Cherry 2000 (1986) Kino Lorber Blu-ray Review

Verdict
5

Summary

Kino Lorber has just released a double whammy of both of De Jarnatt’s films on Blu-ray: Miracle Mile and Cherry 2000. Both have been reissued in brand new HD masters and look great, and include a ton of bonus features, some of which have been ported over from Kino’s previous releases, but some are newly produced and added, including De Jarnatt’s short film Tarzana, which is fantastic. There’s just a ton of material here for fans to enjoy, including new features, interviews, shorts, bloopers, all kinds of stuff, as well as two audio commentaries, so there’s literally nothing to complain about here.

Plot:

A man’s android companion breaks down, so he ventures into a hostile wasteland to retrieve the parts to fix it … and finds a very real companion to fall in love with instead … except she’s a badass bounty hunter.

Review:

An underrated little cult film like Cherry 2000 always finds its audience. It takes place at an unspecified time after the “Border Wars,” and people live in crowded and congested cities where they work in mass numbers at industrial plants. A man named Sam (David Andrews) goes home to his beautiful android wife and they make love but get a little carried away. She short circuits and he is heartbroken because she is an obsolete model, the Cherry 2000. He learns that the only place where there is another Cherry 2000 model is in The Zone, a wasteland patrolled by bandits and cutthroats. He takes her memory chip with him to a bounty tracker named E. Johnson, a feisty redhead played by Melanie Griffith, and he pays her to take him to the warehouse where the old android models are stored in the Zone. They immediately encounter troublesome killers (led by a hammy Tim Thomerson) and go through great means to get to the warehouse. At one point, their car is picked up by a giant magnet and hung over the Hoover Dam, which is an amazing sight, considering that there are two stunt people who perform dangerous stunts on the car while it dangles. E. Johnson does her best not to resent the fact that Sam is in love with a robot when there’s a perfectly fine human right next to him who’s lonely and ready for real love. In the end, Sam ditches his ditzy android wife for E. Johnson, and they go off into the wastelands together in happiness.

At times, this is more a midnight movie curiosity than a full-fledged post-apocalyptic action adventure, but the mix of comedy and action is interesting and it works. The director, Steve De Jarnatt made the arresting Miracle Mile, a sort of polar opposite post-apocalypse movie than this. The score by Basil Poledouris is one of his best. Written by Michael Almereyda.

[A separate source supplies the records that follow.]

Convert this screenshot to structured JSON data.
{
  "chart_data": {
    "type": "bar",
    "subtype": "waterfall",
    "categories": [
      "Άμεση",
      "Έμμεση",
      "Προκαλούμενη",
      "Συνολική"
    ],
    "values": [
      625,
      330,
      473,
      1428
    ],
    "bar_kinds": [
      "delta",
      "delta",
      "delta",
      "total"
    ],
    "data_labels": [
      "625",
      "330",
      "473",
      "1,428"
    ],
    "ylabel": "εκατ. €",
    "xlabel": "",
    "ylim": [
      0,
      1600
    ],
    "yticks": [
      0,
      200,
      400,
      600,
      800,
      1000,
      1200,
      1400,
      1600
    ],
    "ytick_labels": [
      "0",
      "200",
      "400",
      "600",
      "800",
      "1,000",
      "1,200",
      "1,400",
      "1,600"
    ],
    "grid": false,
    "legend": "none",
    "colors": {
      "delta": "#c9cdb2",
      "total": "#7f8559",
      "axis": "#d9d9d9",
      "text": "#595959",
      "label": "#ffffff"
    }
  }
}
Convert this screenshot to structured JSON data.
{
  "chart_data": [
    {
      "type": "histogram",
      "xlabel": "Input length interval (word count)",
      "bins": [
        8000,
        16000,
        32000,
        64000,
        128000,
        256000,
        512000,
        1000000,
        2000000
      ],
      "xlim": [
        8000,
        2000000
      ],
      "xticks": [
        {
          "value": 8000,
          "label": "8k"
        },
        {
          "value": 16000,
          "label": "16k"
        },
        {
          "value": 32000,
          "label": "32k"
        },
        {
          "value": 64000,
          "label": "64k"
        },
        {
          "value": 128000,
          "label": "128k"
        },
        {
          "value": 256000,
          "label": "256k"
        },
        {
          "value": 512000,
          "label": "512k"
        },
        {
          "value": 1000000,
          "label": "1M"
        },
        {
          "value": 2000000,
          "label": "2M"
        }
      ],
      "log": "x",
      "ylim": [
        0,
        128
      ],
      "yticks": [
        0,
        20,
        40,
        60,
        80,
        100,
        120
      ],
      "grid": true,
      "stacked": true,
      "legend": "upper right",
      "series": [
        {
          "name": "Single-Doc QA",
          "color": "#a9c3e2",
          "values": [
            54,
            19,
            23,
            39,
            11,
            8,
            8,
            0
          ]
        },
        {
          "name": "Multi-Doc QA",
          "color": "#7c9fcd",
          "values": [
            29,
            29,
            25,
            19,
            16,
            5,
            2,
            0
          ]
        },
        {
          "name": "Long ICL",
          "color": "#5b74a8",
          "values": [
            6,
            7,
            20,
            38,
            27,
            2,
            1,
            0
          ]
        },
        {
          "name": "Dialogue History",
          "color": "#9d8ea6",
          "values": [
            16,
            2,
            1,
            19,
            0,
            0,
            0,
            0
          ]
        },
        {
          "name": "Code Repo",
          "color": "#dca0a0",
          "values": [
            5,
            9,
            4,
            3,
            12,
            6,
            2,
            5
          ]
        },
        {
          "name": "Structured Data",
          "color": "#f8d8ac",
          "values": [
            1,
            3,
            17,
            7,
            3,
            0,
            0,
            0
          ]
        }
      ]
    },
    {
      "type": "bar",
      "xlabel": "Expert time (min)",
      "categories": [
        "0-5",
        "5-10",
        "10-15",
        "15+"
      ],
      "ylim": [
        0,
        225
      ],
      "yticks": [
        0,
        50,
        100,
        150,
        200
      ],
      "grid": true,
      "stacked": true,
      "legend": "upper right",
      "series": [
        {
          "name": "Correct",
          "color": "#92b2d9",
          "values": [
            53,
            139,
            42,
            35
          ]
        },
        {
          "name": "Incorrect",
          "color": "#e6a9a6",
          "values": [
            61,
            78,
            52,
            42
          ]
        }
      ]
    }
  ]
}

Kino Lorber has just released a double whammy of both of De Jarnatt’s films on Blu-ray: Miracle Mile and Cherry 2000. Both have been reissued in brand new HD masters and look great, and include a ton of bonus features, some of which have been ported over from Kino’s previous releases, but some are newly produced and added, including De Jarnatt’s short film Tarzana, which is fantastic. There’s just a ton of material here for fans to enjoy, including new features, interviews, shorts, bloopers, all kinds of stuff, as well as two audio commentaries, so there’s literally nothing to complain about here.